Step 1: Set up the matching at $x=1$.
For $|x|>1$, $f(x)=\dfrac{1}{|x|}$, so as $x\to 1^+$, $f(x)\to 1$. For $|x|\le 1$, $f(x)=ax^2+b$, so as $x\to 1^-$, $f(x)\to a+b$.
Step 2: Require the limit at $x=1$ to exist.
For $\lim_{x\to1}f(x)$ to exist, the two side limits must agree: $a+b = 1$.
Step 3: Set up the matching at $x=-1$.
As $x\to -1^-$, $f(x)=\dfrac{1}{|x|}\to 1$. As $x\to -1^+$, $f(x)=ax^2+b \to a(1)+b = a+b$.
Step 4: Note this gives the same condition.
Existence at $x=-1$ again requires $a+b = 1$, so the symmetry produces no new equation.
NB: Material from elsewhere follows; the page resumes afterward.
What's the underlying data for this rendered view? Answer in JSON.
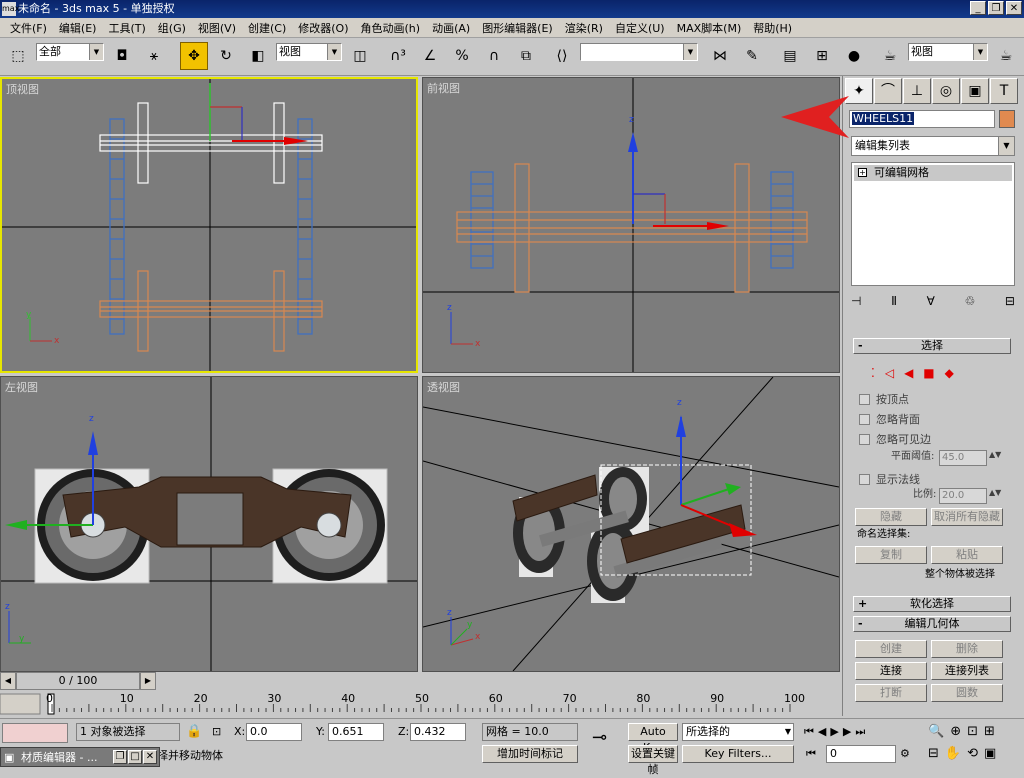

We pick the option satisfying this.
Step 5: Test the candidate $a=\frac32,\,b=-\frac12$.
Check $a+b = \frac32 - \frac12 = 1$. This satisfies the matching condition exactly.
Step 6: Confirm against the others.
Among the options, $a=\frac32,\,b=-\frac12$ is the pair giving $a+b=1$ (note $a=b=1$ gives $a+b=2\neq1$), so it is the answer.
\[ \boxed{a=\dfrac32,\ b=-\dfrac12} \]